Up until last week I had been trying out different strategies to avoid being the one to take it down. I kept up a pathetic looking limp for two weeks just to shirk it. Another successful method of mine was to crazily mutter to myself while shuffling a stack of papers around as I walked past the tree. If anyone talked to me I would just say something like "How do they expect me to get 700 mules to Arkansas by Friday? Huh? You tell me!" and then walk away, twitching my head to one side.
Last week I grew tired of the charade so I devised a strategy that would allow us to keep the tree up for another few months at least. I figured I could hang a bunch of Martin Luther King figurines from the tree and make it a Diversity tree. What racist asshole decided that Martin Luther King day didn't deserve a tree anyway? Like Christmas is so superior? I realized that I must make a Diversity Tree to stick it to The Man! Equal Tree rights for all, motherfuckers!

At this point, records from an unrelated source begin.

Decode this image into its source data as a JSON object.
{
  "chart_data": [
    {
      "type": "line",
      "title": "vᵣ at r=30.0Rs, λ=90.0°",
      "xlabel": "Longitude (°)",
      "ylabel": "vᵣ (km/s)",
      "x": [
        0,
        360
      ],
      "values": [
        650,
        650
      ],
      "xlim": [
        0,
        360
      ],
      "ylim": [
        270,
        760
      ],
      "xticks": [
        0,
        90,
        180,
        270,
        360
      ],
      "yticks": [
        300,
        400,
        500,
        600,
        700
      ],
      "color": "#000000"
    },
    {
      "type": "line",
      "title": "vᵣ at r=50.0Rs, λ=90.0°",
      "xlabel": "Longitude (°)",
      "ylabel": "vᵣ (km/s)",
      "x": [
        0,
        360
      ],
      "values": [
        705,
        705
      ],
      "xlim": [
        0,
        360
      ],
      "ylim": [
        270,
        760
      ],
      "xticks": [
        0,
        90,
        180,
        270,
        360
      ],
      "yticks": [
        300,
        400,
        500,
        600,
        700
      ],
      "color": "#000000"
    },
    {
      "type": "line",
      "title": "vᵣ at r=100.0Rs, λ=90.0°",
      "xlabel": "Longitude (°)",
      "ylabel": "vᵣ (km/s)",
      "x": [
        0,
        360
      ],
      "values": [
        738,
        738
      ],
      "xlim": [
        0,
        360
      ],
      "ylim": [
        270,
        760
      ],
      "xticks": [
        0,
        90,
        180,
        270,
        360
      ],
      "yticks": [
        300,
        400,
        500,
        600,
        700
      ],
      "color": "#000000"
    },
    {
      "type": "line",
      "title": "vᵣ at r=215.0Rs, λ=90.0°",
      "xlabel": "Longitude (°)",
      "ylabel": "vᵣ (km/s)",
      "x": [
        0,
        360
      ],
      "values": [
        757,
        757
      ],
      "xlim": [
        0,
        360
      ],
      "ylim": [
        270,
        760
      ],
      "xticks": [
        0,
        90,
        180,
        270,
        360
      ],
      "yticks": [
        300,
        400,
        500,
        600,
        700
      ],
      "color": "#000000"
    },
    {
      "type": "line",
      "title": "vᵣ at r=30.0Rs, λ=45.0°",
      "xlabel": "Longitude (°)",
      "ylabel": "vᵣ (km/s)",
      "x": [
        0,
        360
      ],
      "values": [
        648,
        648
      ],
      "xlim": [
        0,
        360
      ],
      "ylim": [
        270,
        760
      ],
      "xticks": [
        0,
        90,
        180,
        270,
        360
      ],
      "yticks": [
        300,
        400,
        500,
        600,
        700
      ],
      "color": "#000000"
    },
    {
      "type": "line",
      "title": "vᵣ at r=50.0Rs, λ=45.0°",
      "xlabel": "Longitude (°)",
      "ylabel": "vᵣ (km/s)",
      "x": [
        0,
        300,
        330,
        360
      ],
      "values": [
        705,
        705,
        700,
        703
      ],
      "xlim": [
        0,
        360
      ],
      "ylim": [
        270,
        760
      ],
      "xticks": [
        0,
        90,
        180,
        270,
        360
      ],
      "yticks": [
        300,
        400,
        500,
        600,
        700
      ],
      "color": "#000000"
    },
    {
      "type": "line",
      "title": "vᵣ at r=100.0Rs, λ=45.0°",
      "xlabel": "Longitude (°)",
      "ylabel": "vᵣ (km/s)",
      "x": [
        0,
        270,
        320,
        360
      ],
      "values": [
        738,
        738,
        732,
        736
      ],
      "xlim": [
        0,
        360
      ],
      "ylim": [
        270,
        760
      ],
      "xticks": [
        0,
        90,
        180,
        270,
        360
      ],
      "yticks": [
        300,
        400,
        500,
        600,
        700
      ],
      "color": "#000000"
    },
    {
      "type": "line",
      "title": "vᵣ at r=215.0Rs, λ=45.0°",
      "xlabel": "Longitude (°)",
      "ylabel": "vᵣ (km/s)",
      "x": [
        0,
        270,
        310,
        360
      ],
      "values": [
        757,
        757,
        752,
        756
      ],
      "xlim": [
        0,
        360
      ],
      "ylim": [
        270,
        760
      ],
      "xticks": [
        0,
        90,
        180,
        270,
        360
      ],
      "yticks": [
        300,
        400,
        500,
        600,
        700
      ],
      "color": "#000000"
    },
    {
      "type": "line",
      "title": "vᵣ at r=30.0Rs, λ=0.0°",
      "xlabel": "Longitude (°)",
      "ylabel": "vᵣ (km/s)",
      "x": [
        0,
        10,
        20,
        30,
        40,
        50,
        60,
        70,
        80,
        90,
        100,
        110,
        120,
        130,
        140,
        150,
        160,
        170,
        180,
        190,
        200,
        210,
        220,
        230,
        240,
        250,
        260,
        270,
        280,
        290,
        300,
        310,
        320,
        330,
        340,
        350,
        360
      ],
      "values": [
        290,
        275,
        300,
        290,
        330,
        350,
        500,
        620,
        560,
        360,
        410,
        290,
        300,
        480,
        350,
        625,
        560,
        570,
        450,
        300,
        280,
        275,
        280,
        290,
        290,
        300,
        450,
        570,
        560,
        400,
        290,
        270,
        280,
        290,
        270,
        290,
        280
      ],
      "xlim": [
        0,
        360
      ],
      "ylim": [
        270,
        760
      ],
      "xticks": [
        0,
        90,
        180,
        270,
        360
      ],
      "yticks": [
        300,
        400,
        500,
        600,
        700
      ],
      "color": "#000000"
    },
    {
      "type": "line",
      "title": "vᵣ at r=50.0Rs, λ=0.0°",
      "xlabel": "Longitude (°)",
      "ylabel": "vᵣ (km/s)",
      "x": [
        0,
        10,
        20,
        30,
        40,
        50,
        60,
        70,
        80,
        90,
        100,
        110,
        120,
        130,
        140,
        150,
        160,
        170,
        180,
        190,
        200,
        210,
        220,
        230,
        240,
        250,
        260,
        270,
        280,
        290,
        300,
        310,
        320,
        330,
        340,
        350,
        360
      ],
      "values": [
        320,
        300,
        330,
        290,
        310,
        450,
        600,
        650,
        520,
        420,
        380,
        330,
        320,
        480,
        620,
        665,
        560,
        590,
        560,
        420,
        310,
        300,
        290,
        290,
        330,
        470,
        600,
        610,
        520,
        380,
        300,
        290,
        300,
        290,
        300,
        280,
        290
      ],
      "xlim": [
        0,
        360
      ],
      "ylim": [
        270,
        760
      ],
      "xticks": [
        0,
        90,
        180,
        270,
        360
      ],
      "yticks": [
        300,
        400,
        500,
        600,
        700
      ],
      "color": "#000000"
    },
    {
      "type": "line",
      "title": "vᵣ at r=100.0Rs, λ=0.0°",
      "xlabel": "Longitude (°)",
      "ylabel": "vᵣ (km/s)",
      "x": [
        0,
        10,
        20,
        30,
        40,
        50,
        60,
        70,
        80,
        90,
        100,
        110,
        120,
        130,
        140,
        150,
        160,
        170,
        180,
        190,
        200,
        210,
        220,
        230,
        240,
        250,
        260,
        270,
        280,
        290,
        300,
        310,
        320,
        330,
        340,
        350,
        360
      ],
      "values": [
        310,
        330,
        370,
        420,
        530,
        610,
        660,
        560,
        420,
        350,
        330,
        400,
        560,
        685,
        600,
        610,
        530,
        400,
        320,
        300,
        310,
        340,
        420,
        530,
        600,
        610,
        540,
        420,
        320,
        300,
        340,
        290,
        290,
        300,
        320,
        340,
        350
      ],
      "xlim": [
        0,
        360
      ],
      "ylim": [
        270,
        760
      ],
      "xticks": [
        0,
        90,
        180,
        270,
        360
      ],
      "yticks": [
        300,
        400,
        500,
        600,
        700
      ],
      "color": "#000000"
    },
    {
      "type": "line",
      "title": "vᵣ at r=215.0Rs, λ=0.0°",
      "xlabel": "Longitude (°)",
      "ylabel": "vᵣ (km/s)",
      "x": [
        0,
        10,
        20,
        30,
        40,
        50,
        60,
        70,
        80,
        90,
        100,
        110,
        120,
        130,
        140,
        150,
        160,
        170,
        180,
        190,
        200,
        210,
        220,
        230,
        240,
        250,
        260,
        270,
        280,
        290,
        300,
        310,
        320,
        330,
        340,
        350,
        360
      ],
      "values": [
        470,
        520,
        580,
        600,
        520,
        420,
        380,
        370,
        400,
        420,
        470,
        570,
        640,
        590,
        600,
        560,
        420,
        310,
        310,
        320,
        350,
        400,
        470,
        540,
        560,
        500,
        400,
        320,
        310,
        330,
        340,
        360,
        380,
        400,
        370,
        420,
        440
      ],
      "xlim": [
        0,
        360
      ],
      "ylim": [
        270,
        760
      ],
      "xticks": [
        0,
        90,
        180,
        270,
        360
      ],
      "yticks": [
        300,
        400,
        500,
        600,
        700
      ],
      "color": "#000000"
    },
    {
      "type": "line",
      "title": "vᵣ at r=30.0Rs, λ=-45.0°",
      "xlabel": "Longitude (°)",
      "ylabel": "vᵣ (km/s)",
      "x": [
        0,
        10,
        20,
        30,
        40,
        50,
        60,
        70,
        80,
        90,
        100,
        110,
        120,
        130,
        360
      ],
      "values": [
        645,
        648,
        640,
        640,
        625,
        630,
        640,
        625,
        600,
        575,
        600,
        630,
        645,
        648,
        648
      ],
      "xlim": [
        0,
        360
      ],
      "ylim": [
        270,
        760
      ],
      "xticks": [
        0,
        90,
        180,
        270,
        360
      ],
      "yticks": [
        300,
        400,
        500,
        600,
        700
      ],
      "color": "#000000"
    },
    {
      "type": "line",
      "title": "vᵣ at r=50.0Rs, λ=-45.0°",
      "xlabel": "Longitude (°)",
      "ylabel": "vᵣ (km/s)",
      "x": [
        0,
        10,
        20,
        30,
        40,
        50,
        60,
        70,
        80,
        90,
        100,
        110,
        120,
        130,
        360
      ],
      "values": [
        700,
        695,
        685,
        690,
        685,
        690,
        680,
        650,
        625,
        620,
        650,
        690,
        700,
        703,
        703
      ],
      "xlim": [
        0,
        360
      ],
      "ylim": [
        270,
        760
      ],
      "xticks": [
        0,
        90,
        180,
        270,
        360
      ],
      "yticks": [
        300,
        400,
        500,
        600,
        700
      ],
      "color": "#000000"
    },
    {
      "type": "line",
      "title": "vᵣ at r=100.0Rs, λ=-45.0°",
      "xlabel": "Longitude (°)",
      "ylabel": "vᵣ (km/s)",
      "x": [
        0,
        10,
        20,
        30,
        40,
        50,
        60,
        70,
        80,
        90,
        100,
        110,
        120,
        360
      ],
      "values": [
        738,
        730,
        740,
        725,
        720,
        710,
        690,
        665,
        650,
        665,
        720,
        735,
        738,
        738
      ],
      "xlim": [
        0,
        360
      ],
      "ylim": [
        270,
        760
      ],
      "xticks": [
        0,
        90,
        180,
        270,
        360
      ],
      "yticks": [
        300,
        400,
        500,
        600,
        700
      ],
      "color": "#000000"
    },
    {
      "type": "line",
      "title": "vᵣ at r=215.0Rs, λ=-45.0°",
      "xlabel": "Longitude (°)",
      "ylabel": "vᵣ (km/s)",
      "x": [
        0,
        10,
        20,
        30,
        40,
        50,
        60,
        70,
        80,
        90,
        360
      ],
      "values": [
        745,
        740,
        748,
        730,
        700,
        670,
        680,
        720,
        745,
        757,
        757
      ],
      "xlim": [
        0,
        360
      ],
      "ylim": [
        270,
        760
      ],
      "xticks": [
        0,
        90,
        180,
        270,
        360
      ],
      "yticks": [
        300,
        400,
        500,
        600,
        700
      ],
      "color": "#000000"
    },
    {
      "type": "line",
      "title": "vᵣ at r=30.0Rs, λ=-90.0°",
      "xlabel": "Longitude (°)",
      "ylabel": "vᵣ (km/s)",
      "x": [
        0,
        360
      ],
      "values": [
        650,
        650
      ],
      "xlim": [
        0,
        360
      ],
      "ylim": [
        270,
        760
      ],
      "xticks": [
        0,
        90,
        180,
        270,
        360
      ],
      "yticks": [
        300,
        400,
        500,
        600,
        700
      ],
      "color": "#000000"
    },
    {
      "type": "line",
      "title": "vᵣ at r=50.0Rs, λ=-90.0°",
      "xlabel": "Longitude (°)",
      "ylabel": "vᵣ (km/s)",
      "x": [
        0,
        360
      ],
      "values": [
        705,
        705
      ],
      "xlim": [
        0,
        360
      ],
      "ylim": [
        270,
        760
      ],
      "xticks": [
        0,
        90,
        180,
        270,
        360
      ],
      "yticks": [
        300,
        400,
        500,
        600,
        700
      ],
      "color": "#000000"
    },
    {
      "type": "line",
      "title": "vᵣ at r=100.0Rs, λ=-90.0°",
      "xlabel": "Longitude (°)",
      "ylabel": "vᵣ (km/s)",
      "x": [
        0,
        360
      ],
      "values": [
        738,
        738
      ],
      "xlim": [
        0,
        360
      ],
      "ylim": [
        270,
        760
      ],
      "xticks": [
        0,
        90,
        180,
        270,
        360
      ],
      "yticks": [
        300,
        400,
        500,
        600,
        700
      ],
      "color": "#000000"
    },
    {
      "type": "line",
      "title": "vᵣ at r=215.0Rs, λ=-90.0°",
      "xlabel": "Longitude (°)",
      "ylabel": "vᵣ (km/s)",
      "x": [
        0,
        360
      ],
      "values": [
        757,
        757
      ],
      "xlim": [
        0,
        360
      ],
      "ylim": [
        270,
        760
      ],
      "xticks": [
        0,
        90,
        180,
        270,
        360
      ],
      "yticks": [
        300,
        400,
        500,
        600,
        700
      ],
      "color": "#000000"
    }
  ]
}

So I bought some MLK bobble heads online and tried to hang them from the tree, but they were too heavy so I pulled their heads off and just hung those up with some twine. I was pretty happy with it and felt like not only had I finally brought justice to a tragically under-decorated holiday, I'd also allowed for an extended period of laziness by giving us a reason not to take down the tree. This is why I was totally surprised when people started freaking out. They were like "you can't just hang decapitated Martin Luther King heads off of a tree with pieces of rope! Don't you know how that looks?" And I was like "Hell yeah I do, it looks like a kick-ass Diversity Tree!" because it totally did. They kept going on and on about how bad it looked, and how I was celebrating the practice of lynching, all the while completely ignoring my festive 'Diversity! Yeah!' tree topper.
As usual people refuse to see my vision.
3 comments:
1. It's not February 20th.
2. I think MLK getting his own day is the epitomy of exclusion.
3. What did Whitey in HR think??
P.S. I hope you know my blog post title was crafted solely to lure you over.
1. I don't live my life according to someone else's calendar. I'm a rebel.
2. What does epitomy mean? It sounds racist.
3. She had spasms on the floor and remains in a coma to this day. I think only a kiss from her one true love, Rush Limbaugh, will revive her.
I tried putting up something similar in my office, celebrating The White Man, and the power behind diversity. I called it "Wh*te P0w3r" Day. I don't think they appreciated my attempts either. You are underappreciated in your time, Lemish.